Whoops… I guess that’s not going to be an easy case to make either. So, what about the damages?
Plaintiffs suffered damages including, but not limited to loss of credit, foreclosure, emotional harm, embarrassment and humiliation. Plaintiffs’ damages were proximately caused by Defendant BAC’s noncompliance with the requirements of the mortgage servicer provisions of RESPA.
Defendant BAC has engaged in a pattern and practice of non-compliance with the requirements of the mortgage servicer provisions of RESPA, and Plaintiffs seek $1,000 in statutory damages per violation.
Plaintiffs seek attorney fees under 12 U.S.C. § 2605(f)(3).
So, anyway… there’s of course a lot more involved and I’m not going to include it all in this article, or it will be longer than my usual articles, and that would make it REALLY LONG, I realize. Here are the other Counts listed in the complaint, but I’ll provide a link at the bottom to the actual complaint, so the attorneys reading this can dive right in to the details. But here’s the overview:
Count Two: Breach of Contract – Loan Modification Agreement
Count Three: Breach of Contract – Forbearance Agreement
Count Four: Breach of Contract-Promissory Note and Deed of Trust
Count Five: Violation of the Texas Property Code
Count Six: Breach of Oral Contract-HAMP Trial Modification
Count Seven: Unreasonable Collection Efforts
Count Eight: Intentional Misrepresentation
Count Nine: Texas Debt Collection Act
Here’s how the complaint wraps up, with that wonderful Request for Relief section that always asks for the order, as they say in the sales biz. And this one’s a good read.
REQUEST FOR RELIEF
A home is uniquely valuable. It is the largest investment many low income Texans will make in their lifetimes, and provides one of the few opportunities for low income Texans to build wealth. But a home is also where many of the Plaintiffs and other low income Texans raise their children and accumulate their memories. Misrepresentations that jeopardize a borrower’s home are unconscionable and the damage is irreparable. Defendant BAC’s misrepresentations to borrowers are systemic in nature and widespread in practice. Plaintiffs therefore ask that this court:
(1) Enter a temporary and permanent injunction that Defendant BAC, including its agents employees and contractors, refrain from practices, policies, and plans that result in or increase Defendants’ misrepresentations, errors, falsehoods, barriers to timely, accurate communication with Plaintiffs which are identified by the Court through the course of this litigation;
(2) Award each individual Plaintiff their actual, statutory, and exemplary damages;
(3) Award Plaintiffs their costs and attorney fees; and
(4) Grant such other relief as Court finds necessary and just.
Here’s a link to the actual complaint: 15 Texas Homeowners v. Bank of America.
Although for lawyers, I’m sure I’m stating the obvious, but for others… RESPA is a federal statute so I would think that this sort of thing could be happening all over the place… like in all 50 states.

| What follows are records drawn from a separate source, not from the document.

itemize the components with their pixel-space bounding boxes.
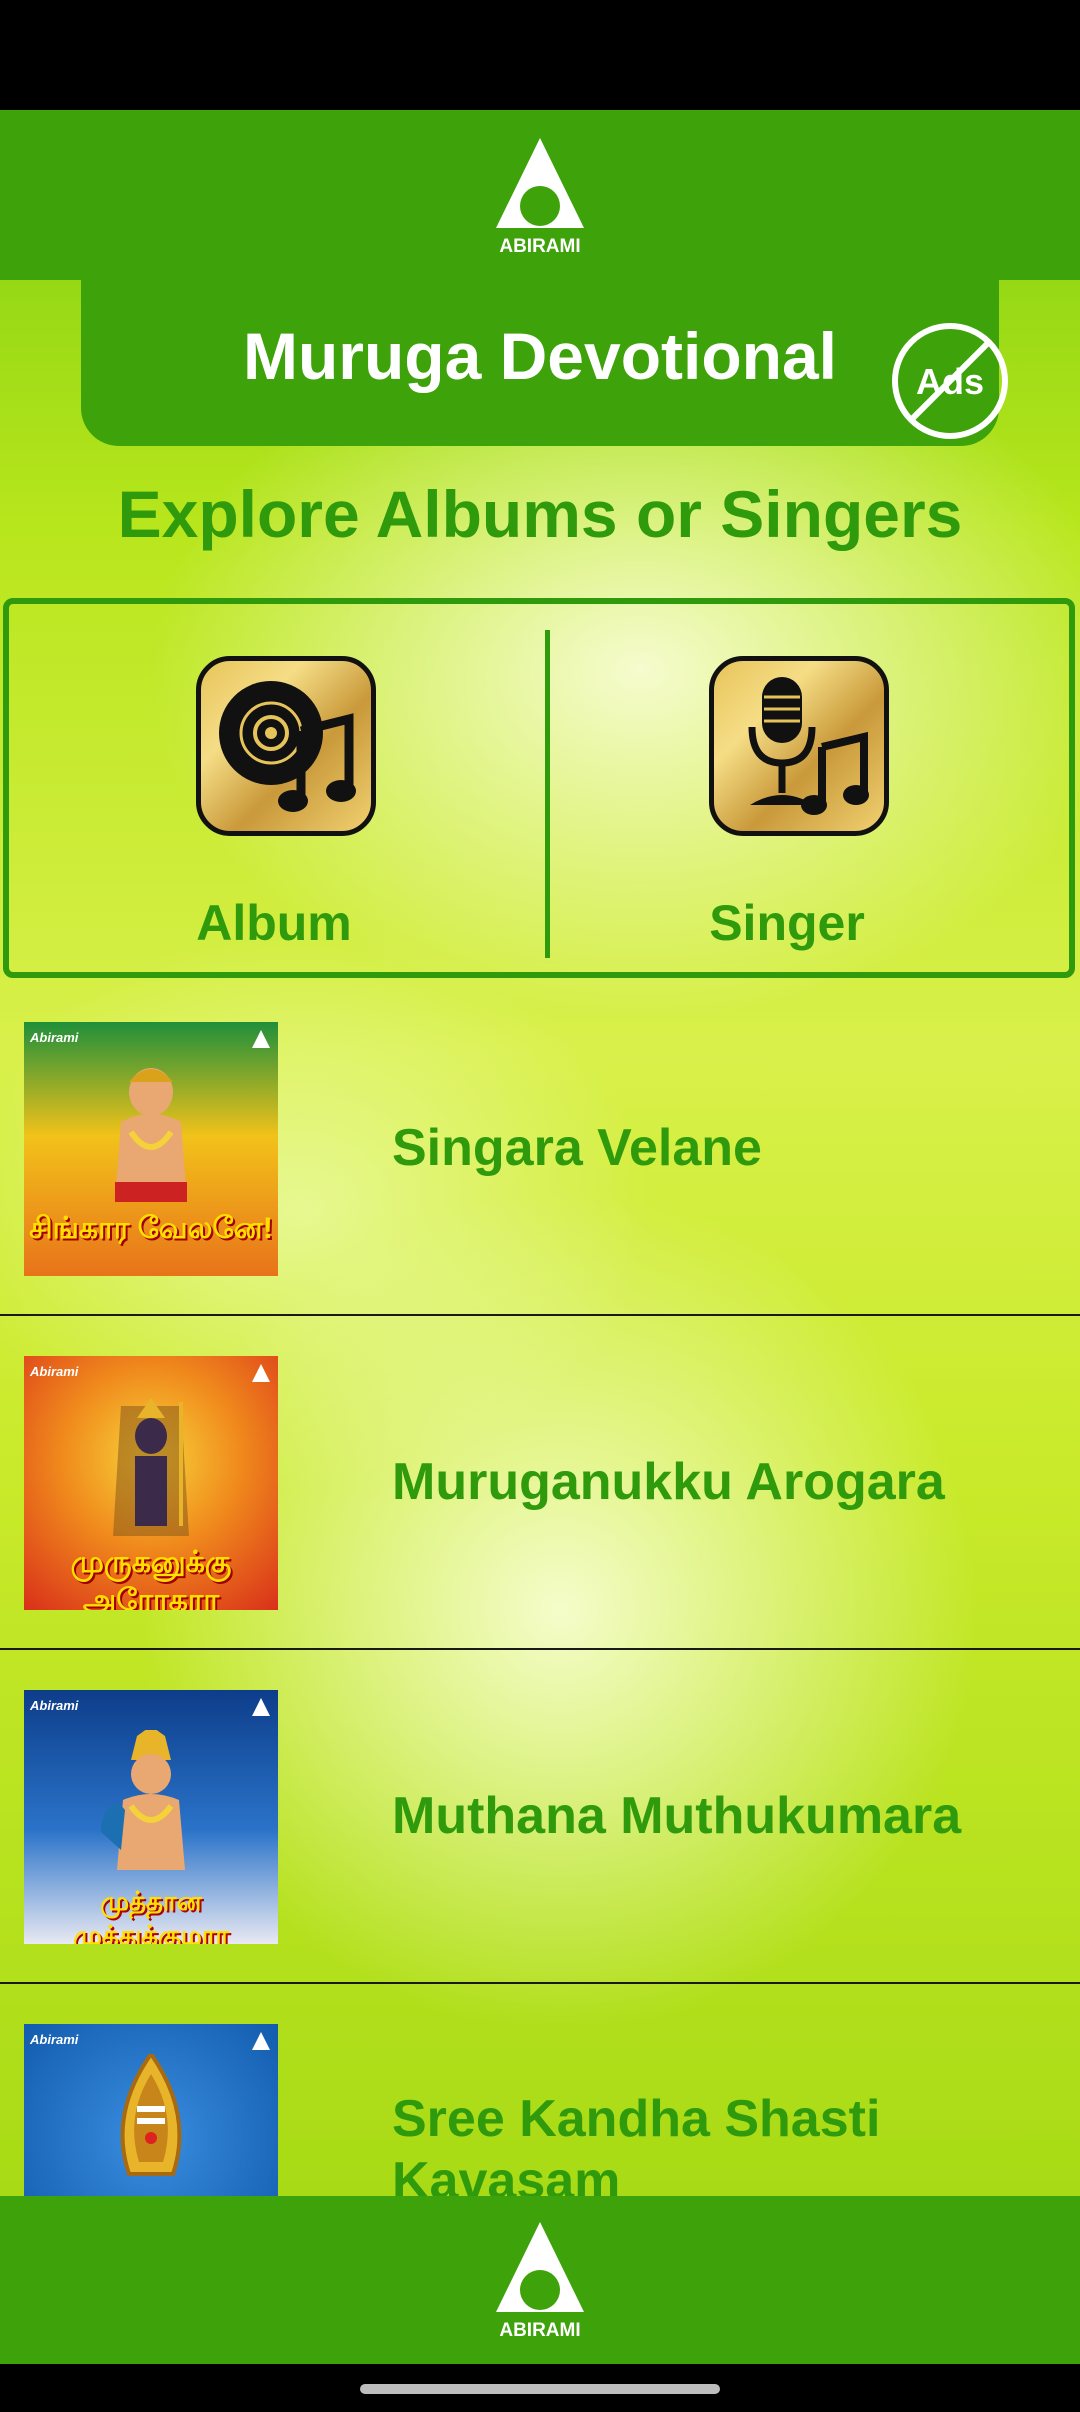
singer-label: Singer xyxy=(709,895,865,951)
album-row-muruganukku-arogara[interactable]: Abirami முருகனுக்கு அரோகரா Muruganukku A… xyxy=(0,1316,1080,1650)
no-ads-button[interactable]: Ads xyxy=(889,320,1011,442)
status-bar xyxy=(0,0,1080,110)
home-gesture-handle[interactable] xyxy=(360,2384,720,2394)
album-title: Muthana Muthukumara xyxy=(392,1787,962,1845)
abirami-logo-icon: ABIRAMI xyxy=(496,138,584,256)
album-title: Singara Velane xyxy=(392,1119,762,1177)
title-panel: Muruga Devotional Ads xyxy=(81,278,1008,446)
explore-heading: Explore Albums or Singers xyxy=(117,477,963,551)
deity-figure-icon xyxy=(113,1398,189,1536)
album-cover-image: Abirami சிங்கார வேலனே! xyxy=(24,1022,278,1276)
abirami-logo-icon: ABIRAMI xyxy=(496,2222,584,2340)
album-list[interactable]: Abirami சிங்கார வேலனே! Singara Velane Ab… xyxy=(0,982,1080,2196)
album-row-singara-velane[interactable]: Abirami சிங்கார வேலனே! Singara Velane xyxy=(0,982,1080,1316)
cover-text: முருகனுக்கு அரோகரா xyxy=(70,1546,232,1610)
cover-text: சிங்கார வேலனே! xyxy=(29,1212,273,1245)
cover-logo-icon xyxy=(252,2032,270,2050)
bottom-banner: ABIRAMI xyxy=(0,2196,1080,2364)
album-cover-image: Abirami முருகனுக்கு அரோகரா xyxy=(24,1356,278,1610)
cover-logo-icon xyxy=(252,1030,270,1048)
vel-spear-icon xyxy=(120,2054,182,2176)
album-music-icon xyxy=(196,656,376,836)
cover-brand: Abirami xyxy=(30,2032,79,2047)
album-row-sree-kandha-shasti-kavasam[interactable]: Abirami Sree Kandha Shasti Kavasam xyxy=(0,1984,1080,2196)
deity-figure-icon xyxy=(115,1068,187,1202)
microphone-music-icon xyxy=(709,656,889,836)
album-cover-image: Abirami xyxy=(24,2024,278,2196)
album-title: Sree Kandha Shasti Kavasam xyxy=(392,2090,881,2196)
cover-brand: Abirami xyxy=(30,1698,79,1713)
top-header: ABIRAMI xyxy=(0,110,1080,280)
album-cover-image: Abirami முத்தான முத்துக்குமரா xyxy=(24,1690,278,1944)
logo-text: ABIRAMI xyxy=(499,236,580,256)
app-title: Muruga Devotional xyxy=(242,319,838,393)
album-tile[interactable]: Album xyxy=(9,604,539,972)
album-row-muthana-muthukumara[interactable]: Abirami முத்தான முத்துக்குமரா Muthana Mu… xyxy=(0,1650,1080,1984)
cover-logo-icon xyxy=(252,1364,270,1382)
cover-text: முத்தான முத்துக்குமரா xyxy=(73,1886,229,1944)
cover-brand: Abirami xyxy=(30,1030,79,1045)
album-title: Muruganukku Arogara xyxy=(392,1453,945,1511)
cover-brand: Abirami xyxy=(30,1364,79,1379)
singer-tile[interactable]: Singer xyxy=(522,604,1052,972)
footer-logo-text: ABIRAMI xyxy=(499,2320,580,2340)
deity-figure-icon xyxy=(101,1730,185,1870)
cover-logo-icon xyxy=(252,1698,270,1716)
system-nav-area xyxy=(0,2364,1080,2412)
explore-tiles: Album Singer xyxy=(3,598,1075,978)
album-label: Album xyxy=(196,895,352,951)
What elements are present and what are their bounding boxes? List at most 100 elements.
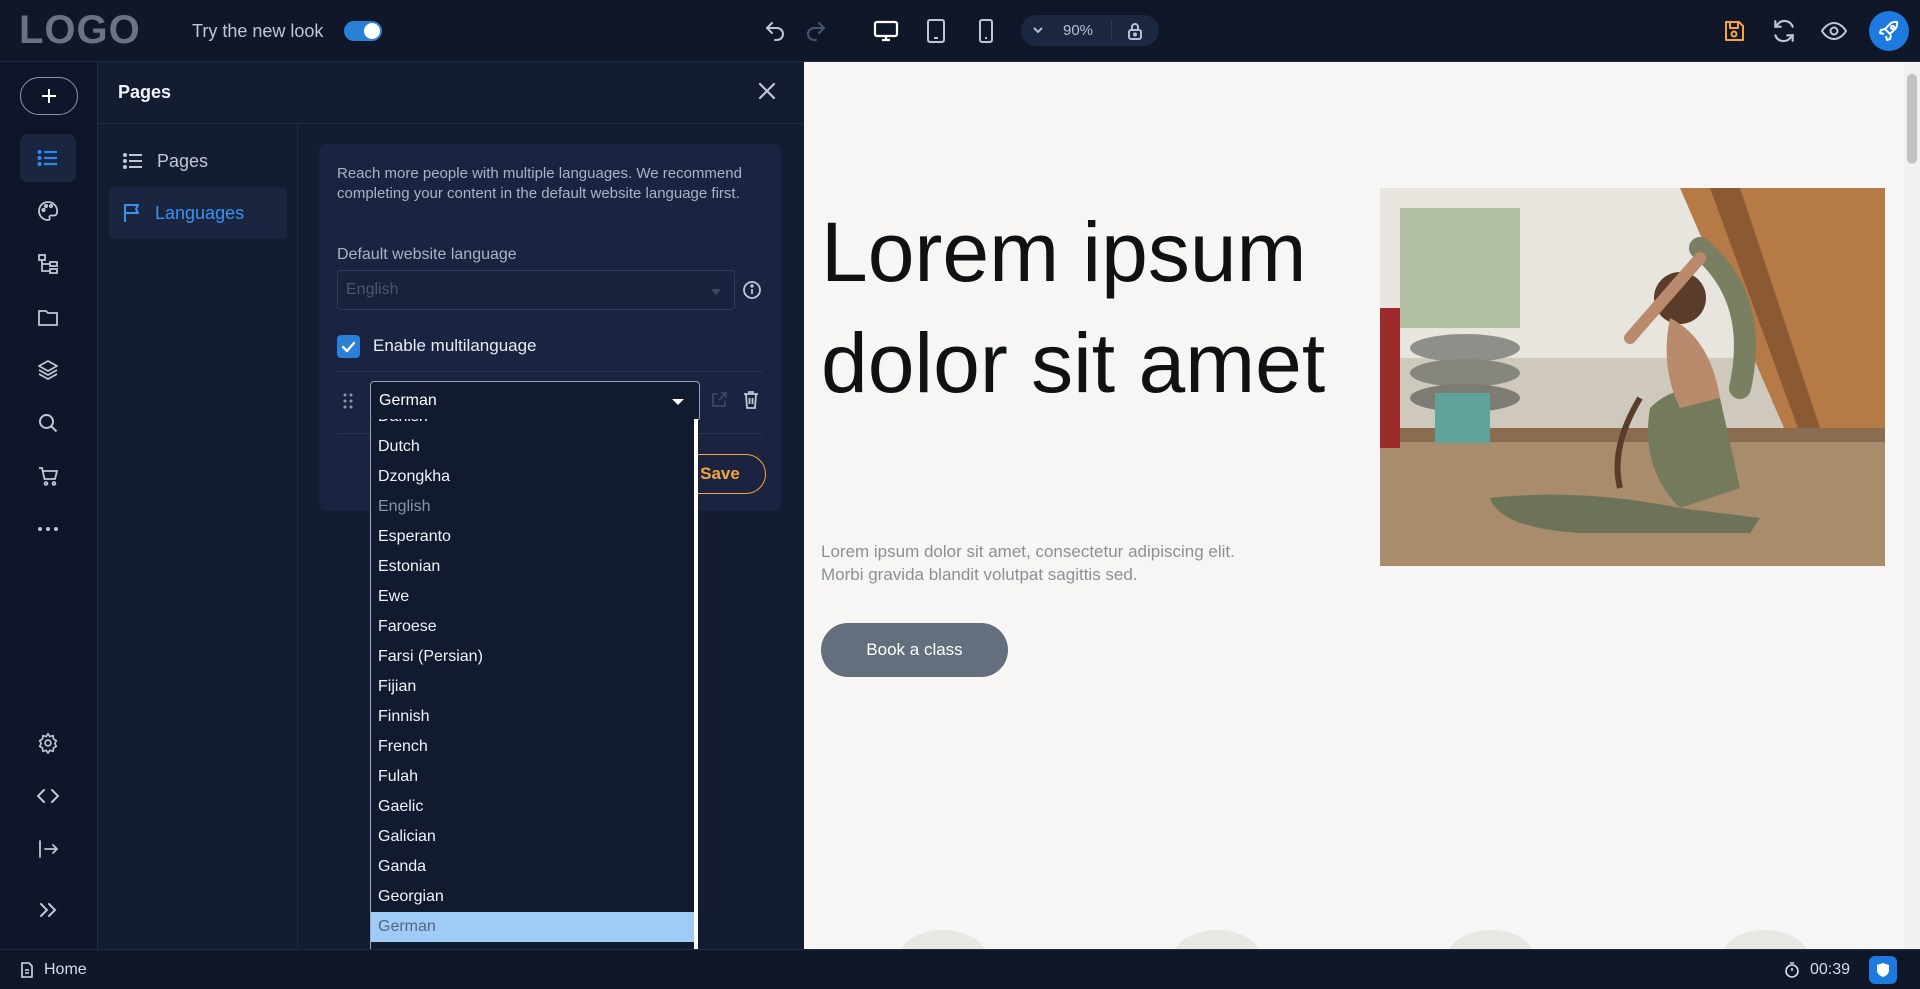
- language-option[interactable]: Fulah: [371, 762, 694, 792]
- rail-exit[interactable]: [20, 825, 76, 873]
- decorative-shape: [1720, 930, 1810, 949]
- book-class-button[interactable]: Book a class: [821, 623, 1008, 677]
- hero-title: Lorem ipsum dolor sit amet: [821, 205, 1326, 410]
- language-option[interactable]: French: [371, 732, 694, 762]
- search-icon: [39, 414, 58, 433]
- language-option[interactable]: Fijian: [371, 672, 694, 702]
- rail-more[interactable]: [20, 505, 76, 553]
- language-option[interactable]: Danish: [371, 419, 694, 432]
- desktop-view-icon[interactable]: [871, 16, 901, 46]
- top-bar: LOGO Try the new look 90%: [0, 0, 1920, 62]
- add-element-button[interactable]: [20, 77, 78, 115]
- lock-icon[interactable]: [1127, 22, 1143, 40]
- enable-multilanguage-checkbox[interactable]: [337, 335, 360, 358]
- default-language-select: English: [337, 270, 735, 310]
- languages-description: Reach more people with multiple language…: [337, 165, 742, 202]
- try-new-look-label: Try the new look: [192, 21, 324, 41]
- left-rail: [0, 62, 98, 949]
- enable-multilanguage-label: Enable multilanguage: [373, 336, 537, 355]
- preview-eye-icon[interactable]: [1819, 16, 1849, 46]
- redo-icon[interactable]: [801, 16, 831, 46]
- language-option[interactable]: Georgian: [371, 882, 694, 912]
- yoga-photo: [1380, 188, 1885, 566]
- preview-scrollbar[interactable]: [1904, 62, 1920, 949]
- status-bar: Home 00:39: [0, 949, 1920, 989]
- mobile-view-icon[interactable]: [971, 16, 1001, 46]
- language-option[interactable]: Dutch: [371, 432, 694, 462]
- timer-value: 00:39: [1810, 961, 1851, 978]
- subnav-languages-label: Languages: [155, 202, 245, 223]
- language-option[interactable]: Estonian: [371, 552, 694, 582]
- rocket-icon: [1879, 20, 1899, 41]
- scrollbar-thumb[interactable]: [1907, 74, 1917, 164]
- current-page[interactable]: Home: [20, 961, 87, 979]
- panel-subnav: Pages Languages: [98, 124, 298, 949]
- save-draft-icon[interactable]: [1719, 16, 1749, 46]
- publish-rocket-button[interactable]: [1869, 11, 1909, 51]
- info-icon[interactable]: [742, 280, 762, 300]
- rail-code[interactable]: [20, 772, 76, 820]
- tablet-view-icon[interactable]: [921, 16, 951, 46]
- caret-down-icon: [672, 399, 684, 405]
- sitemap-icon: [38, 254, 58, 274]
- language-option[interactable]: Ganda: [371, 852, 694, 882]
- language-option[interactable]: German: [371, 912, 694, 942]
- file-icon: [21, 962, 33, 978]
- language-option[interactable]: Ewe: [371, 582, 694, 612]
- rail-pages[interactable]: [20, 134, 76, 182]
- close-panel-button[interactable]: [756, 80, 778, 102]
- flag-icon: [124, 204, 139, 222]
- hero-subtitle: Lorem ipsum dolor sit amet, consectetur …: [821, 542, 1235, 584]
- subnav-pages[interactable]: Pages: [109, 135, 287, 187]
- shield-icon: [1877, 963, 1889, 977]
- language-select[interactable]: German: [370, 381, 700, 421]
- subnav-languages[interactable]: Languages: [109, 187, 287, 239]
- language-option[interactable]: Dzongkha: [371, 462, 694, 492]
- trash-icon[interactable]: [742, 390, 760, 410]
- caret-down-icon: [711, 289, 721, 295]
- checkmark-icon: [341, 341, 356, 352]
- rail-expand[interactable]: [20, 886, 76, 934]
- plus-icon: [42, 89, 56, 103]
- language-option[interactable]: Farsi (Persian): [371, 642, 694, 672]
- rail-design[interactable]: [20, 187, 76, 235]
- rail-sitemap[interactable]: [20, 240, 76, 288]
- rail-settings[interactable]: [20, 719, 76, 767]
- try-new-look-toggle[interactable]: [344, 21, 382, 41]
- list-icon: [37, 149, 57, 167]
- rail-layers[interactable]: [20, 346, 76, 394]
- zoom-value: 90%: [1063, 22, 1094, 39]
- rail-files[interactable]: [20, 293, 76, 341]
- language-option[interactable]: Gaelic: [371, 792, 694, 822]
- subnav-pages-label: Pages: [157, 150, 209, 171]
- close-icon: [758, 82, 776, 100]
- code-icon: [37, 789, 59, 803]
- drag-handle-icon[interactable]: [343, 393, 353, 409]
- language-option[interactable]: Faroese: [371, 612, 694, 642]
- cart-icon: [39, 467, 59, 486]
- logo: LOGO: [19, 8, 141, 52]
- rail-store[interactable]: [20, 452, 76, 500]
- chevron-down-icon[interactable]: [1031, 23, 1045, 37]
- language-option[interactable]: Finnish: [371, 702, 694, 732]
- divider: [337, 371, 763, 372]
- language-option[interactable]: Esperanto: [371, 522, 694, 552]
- page-preview: Lorem ipsum dolor sit amet Lorem ipsum d…: [804, 62, 1904, 949]
- zoom-control[interactable]: 90%: [1021, 15, 1159, 46]
- zoom-divider: [1111, 20, 1112, 41]
- language-option[interactable]: Galician: [371, 822, 694, 852]
- undo-icon[interactable]: [760, 16, 790, 46]
- language-option: English: [378, 498, 431, 515]
- panel-header: Pages: [98, 62, 804, 124]
- rail-search[interactable]: [20, 399, 76, 447]
- default-language-label: Default website language: [337, 246, 517, 263]
- layers-icon: [38, 360, 58, 380]
- decorative-shape: [1172, 930, 1262, 949]
- security-shield-button[interactable]: [1869, 956, 1897, 984]
- language-dropdown-list[interactable]: DanishDutchDzongkha English EsperantoEston…: [370, 419, 698, 989]
- refresh-icon[interactable]: [1769, 16, 1799, 46]
- default-language-value: English: [346, 281, 399, 298]
- toggle-knob: [364, 23, 380, 39]
- folder-icon: [38, 310, 58, 326]
- external-link-icon[interactable]: [710, 391, 728, 409]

And it’s also worth mentioning that what Bank of America is accused of here, is every bit as true for Chase, Wells, One West, US Bank, Aurora, Saxon… are you feeling me here? Come on, multiply the number of banks and servicers times fifty states, and before you know it we could be having a national block party… I’ll bring the beer.
So, let’s all keep an eye on this, okay? And not throw in the towel just yet. There’s a lot going on around this country related to the foreclosure crisis. We’re in a river, not a lake… the water we’re standing in today, won’t be the same water we’ll stand in tomorrow.
We have to win this eventually, we just have to. We cannot just let this country deteriorate into a depressed land of inequality, lacking in opportunity, rife with corruption, besieged by poverty and dominated by a small oligarchy of immensely wealthy bankers and corporate executives who drive our elected officials like slaves. Think that’s too dramatic? Do you? Which part, specifically?
We cannot lose this. I have a daughter.